Один греческий православный общественник сказал мне, что не нужно было «кодифицировать» церковные взгляды на современную жизнь в Основах социальной концепции Русской Православной Церкви. Аргумент против такой: в Православии всегда оставлялась широкая свобода для разных политических взглядов, по многим общественным проблемам сохранялась сознательная недоговоренность. Этим, по мнению моего собрата, мы в лучшую сторону отличаемся от католиков, у которых все детерминировано, поскольку можем при одних обстоятельствах, когда это выгодно, сказать: «Церковь учит так», а при других, когда выгодно иное, – утверждать прямо противоположное. Не спутал ли мой собеседник мудрость и свободу с житейской хитростью?

Тема и вправду непростая. В Священном Писании мы нередко встречаем разные ответы на один и тот же вопрос. И это значит: есть время поступать так и есть время поступать ровно наоборот. Различать эти времена христианин призван своим преданным Богу сердцем. Католики действительно ошиблись, когда много веков назад решили прописать детали политического, экономического и даже научного выбора на все времена, связав с этими деталями авторитет Церкви, которым потом пришлось расплатиться с большими процентами. Неправильно, на мой взгляд, поступили и мы в начале XX века, когда определили: священник может быть октябристом, кадетом, но не социалистом.

Однако есть вещи, о которых Евангелие говорит предельно однозначно. И так же должна говорить Церковь. Более того, в сегодняшнем мире, где подчас невозможно отличить правду от лжи, а сказанное тобой от того, что ты никогда не говорил, где идея плюрализма подчас нарочито навязывается христианам, очень важно ясно засвидетельствовать церковный взгляд на вещи. Или столь же ясно сказать: а вот в этом вопросе у православного христианина есть свобода. Он может поступать и так и так. Что, собственно, и сказано в документе Юбилейного Собора.

* * *

Мы привыкли думать и говорить, что наука всегда объективна и у нее своя область, которую не надо смешивать с областью веры. Но сегодня под наукой понимается отнюдь не только естествознание. Религиоведение, философия, история, психология неизбежно несут в себе идеологический заряд. Психоанализ вообще подменяет собой не только учение о человеке, но и пастырство. Его сторонники говорят: мы знаем, в чем источник всех душевных бед, и готовы исцелить их. Человек же при этом понимается как совокупность механических душевных движений, связанных с физиологией и различными событиями жизни – действительными или мнимыми.

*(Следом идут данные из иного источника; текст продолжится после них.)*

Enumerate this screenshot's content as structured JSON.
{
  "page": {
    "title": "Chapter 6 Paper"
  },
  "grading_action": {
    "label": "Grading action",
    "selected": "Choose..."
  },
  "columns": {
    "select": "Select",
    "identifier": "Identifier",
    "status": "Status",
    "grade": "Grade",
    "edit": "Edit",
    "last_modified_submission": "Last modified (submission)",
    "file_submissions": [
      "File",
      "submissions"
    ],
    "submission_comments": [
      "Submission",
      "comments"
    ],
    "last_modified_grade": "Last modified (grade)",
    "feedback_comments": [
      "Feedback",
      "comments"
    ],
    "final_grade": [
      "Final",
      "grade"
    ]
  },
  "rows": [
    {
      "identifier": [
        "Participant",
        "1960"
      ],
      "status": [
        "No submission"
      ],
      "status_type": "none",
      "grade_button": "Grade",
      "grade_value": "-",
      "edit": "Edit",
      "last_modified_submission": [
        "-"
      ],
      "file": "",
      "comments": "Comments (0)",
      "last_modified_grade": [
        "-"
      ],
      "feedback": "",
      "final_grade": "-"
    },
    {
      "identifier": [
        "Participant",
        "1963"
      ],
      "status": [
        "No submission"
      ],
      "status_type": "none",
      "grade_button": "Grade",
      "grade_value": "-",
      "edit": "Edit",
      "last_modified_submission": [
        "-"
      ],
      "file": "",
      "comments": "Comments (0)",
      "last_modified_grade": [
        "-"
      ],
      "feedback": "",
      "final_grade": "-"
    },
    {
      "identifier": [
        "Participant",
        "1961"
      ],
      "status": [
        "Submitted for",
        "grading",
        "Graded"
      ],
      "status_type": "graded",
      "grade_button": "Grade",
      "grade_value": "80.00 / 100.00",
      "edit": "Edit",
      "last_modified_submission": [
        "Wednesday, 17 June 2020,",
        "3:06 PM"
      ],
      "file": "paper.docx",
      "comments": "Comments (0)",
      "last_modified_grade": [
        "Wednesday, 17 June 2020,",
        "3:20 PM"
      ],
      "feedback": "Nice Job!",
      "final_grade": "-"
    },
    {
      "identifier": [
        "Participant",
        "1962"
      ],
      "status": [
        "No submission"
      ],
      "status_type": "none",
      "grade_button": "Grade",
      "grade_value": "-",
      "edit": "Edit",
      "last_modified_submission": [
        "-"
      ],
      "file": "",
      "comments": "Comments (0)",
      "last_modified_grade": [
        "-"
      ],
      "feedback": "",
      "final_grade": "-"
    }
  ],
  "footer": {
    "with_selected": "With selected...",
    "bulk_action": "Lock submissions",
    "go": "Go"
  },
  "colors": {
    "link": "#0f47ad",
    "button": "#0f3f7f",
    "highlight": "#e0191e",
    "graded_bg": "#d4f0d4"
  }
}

Некоторые западные христиане уже полностью соглашаются с таким подходом и плетутся в своей практике за последователями Фрейда.

Готовы ли мы примириться с такой «наукой» и отдать ей душепопечение? Этот вопрос нам, православным христианам, нужно поставить перед собой со всей определенностью. И забыть, наконец, о четкой разделительной черте между областью науки и областью веры. К религиозно безразличным наукам относятся, наверное, лишь математика, физика, химия и им подобные. Даже биология стала сферой борьбы идей, а не сухих объективных истин и гипотез. Поэтому общественные науки и науки о душе должны быть полем, где православная мысль должна присутствовать в полной мере, смело подвергая испытанию любые теории, вдалбливаемые в мозги «от имени науки» не столько уже учеными, сколько политиками, преподавателями, журналистами и различными практиками.

* * *

Чтобы обнаружить неправду пацифизма, надо предложить его приверженцам создать где-нибудь свое государство – без армии, без полиции, без пограничников. Через несколько дней его граждане окажутся жертвами агрессоров или преступников, а потом волей-неволей придут к необходимости себя защищать. А так – хорошо говорить о ненужности вооруженной силы, когда ты ею надежно защищен от всяких неожиданностей. В нашем греховном мире, где столько злой воли (и где ее будет предостаточно до второго пришествия Христова), ее силовое ограничение необходимо. Даже если западное общество, в данный момент хорошо защищенное, создает внутри себя иллюзию безопасности… Впрочем, и эта иллюзия сегодня разрушается террором, который стремительно уменьшает число пацифистов.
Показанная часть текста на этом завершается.